GREGOR MACGREGOR'S Letters and Press Releases
Sunday, August 12, 2001
Only 19% of Non-Voters Would Have Voted for Us
The recent BBC survey highlights the work that the party must do to become electable. It shows that only 19% of those who did not vote at the last General Election would have voted Conservative. All too often people on the doorstep were not prepared to commit to voting Conservative or any other party.
There is a belief in the party that all we should do is to work harder and all these people will come out to vote and win the next election for the Conservatives. This survey confounds this view, with 53% of non-voters indicating Labour as their preference.
It is now clear that they would not have voted Conservative even if they had bothered to vote. They felt that we were too right wing, too anti-Europe and too interested in running a campaign against asylum seekers.

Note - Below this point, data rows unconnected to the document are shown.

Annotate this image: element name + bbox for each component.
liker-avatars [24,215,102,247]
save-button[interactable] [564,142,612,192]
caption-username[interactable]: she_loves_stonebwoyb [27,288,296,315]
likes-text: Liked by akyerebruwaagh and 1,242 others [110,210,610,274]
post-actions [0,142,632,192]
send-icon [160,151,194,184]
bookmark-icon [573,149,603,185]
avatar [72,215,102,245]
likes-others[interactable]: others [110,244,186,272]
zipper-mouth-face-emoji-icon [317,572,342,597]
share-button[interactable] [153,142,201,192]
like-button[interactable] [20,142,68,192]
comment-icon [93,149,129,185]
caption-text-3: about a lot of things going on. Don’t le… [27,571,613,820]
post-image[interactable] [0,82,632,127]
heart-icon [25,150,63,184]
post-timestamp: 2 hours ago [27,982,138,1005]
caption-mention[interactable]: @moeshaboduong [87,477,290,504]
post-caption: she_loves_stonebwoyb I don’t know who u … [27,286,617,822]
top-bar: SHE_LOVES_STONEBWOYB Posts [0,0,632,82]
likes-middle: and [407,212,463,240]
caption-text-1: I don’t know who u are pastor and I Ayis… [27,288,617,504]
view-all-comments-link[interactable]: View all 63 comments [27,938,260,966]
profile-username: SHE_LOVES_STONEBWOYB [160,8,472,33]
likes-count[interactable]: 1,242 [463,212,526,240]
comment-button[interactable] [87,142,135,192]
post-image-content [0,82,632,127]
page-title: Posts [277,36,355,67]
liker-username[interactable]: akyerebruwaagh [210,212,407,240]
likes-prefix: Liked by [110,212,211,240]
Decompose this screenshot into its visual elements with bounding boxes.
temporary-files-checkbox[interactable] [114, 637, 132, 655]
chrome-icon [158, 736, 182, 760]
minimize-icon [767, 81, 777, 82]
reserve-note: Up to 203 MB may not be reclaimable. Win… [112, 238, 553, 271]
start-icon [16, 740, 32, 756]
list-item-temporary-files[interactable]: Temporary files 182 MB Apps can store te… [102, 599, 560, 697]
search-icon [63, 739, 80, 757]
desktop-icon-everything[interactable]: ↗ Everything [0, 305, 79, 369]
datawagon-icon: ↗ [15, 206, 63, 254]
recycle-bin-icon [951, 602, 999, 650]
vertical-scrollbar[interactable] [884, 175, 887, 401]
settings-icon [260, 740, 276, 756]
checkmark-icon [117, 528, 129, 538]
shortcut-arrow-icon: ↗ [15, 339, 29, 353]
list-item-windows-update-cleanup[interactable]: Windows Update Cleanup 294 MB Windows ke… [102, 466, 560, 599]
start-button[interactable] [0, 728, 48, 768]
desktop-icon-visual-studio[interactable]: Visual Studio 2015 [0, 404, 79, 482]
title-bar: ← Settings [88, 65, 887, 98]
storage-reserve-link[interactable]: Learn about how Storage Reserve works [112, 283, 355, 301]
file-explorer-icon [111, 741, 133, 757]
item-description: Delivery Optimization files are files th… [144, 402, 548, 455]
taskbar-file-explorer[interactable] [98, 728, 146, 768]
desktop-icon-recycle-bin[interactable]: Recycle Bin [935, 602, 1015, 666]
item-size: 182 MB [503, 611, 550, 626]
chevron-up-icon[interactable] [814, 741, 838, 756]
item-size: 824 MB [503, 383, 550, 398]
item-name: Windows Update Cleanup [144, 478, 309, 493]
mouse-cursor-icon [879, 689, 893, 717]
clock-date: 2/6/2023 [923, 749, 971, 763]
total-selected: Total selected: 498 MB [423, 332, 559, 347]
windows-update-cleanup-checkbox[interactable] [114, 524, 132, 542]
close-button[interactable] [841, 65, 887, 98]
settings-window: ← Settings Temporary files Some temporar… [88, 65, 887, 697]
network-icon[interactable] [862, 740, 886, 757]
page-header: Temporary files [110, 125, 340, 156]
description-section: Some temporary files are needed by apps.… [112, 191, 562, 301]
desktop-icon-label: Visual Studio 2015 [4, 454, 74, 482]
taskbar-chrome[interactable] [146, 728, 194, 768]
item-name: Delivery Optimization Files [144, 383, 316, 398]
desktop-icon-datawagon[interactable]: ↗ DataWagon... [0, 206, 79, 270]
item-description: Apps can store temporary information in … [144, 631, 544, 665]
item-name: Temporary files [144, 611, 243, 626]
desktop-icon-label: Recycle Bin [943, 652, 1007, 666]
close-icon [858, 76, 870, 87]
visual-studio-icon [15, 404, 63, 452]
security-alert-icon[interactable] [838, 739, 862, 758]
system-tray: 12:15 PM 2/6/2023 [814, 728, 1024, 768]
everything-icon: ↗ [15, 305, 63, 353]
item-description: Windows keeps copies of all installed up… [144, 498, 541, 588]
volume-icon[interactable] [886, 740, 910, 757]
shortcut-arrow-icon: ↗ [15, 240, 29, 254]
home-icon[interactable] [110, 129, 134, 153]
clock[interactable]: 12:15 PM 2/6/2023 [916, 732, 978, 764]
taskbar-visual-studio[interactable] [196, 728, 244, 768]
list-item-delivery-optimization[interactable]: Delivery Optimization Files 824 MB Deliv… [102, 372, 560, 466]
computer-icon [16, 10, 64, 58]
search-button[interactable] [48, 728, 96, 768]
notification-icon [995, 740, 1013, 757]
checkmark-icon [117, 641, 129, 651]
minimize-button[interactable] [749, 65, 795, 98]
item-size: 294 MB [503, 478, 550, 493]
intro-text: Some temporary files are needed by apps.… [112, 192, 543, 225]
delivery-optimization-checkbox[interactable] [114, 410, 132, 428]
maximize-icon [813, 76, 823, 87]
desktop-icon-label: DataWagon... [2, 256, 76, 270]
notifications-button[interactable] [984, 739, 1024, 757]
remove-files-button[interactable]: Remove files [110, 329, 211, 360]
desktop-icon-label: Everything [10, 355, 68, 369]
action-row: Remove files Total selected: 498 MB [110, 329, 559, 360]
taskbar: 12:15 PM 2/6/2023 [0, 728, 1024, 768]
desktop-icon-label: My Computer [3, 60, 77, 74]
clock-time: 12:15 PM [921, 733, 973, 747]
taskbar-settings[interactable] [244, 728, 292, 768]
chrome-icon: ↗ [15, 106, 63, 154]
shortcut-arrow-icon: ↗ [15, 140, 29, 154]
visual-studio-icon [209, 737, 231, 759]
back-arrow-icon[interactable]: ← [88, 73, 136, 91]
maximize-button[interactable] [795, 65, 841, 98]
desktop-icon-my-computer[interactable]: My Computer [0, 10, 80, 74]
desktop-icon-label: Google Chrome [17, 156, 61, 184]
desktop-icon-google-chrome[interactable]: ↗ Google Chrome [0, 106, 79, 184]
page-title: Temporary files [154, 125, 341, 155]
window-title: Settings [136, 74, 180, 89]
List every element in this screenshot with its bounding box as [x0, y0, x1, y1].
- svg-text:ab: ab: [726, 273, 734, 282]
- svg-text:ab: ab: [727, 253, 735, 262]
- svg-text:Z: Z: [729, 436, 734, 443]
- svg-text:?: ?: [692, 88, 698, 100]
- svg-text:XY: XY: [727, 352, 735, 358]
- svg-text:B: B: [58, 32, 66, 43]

Conservatives must now ask the question; "what sort of Conservative Party do we want?"
In the past, the Conservative Party has always seen itself as the party of government. It has adopted policies, which appeal to the broadest spectrum of the electorate. It has not been dogmatic. In short it has been a broad church and not a narrow sect.
In this coming leadership vote, Conservatives have to look for an image and a set of policies that appeal to the majority of voters. People who are not Socialist and who believe in keeping what is good about Britain. Tolerance, Independence of Spirit, Rule of Law, Free Enterprise, Protection of the Environment and Equality of Opportunity, both in Education and Health are all things that most of us feel strongly about.
We must look for policies that appeal to people in these areas. We must therefore not just appeal to core Conservative voters, who want policies in other areas. The last election proved that this tactic is a recipe for disaster.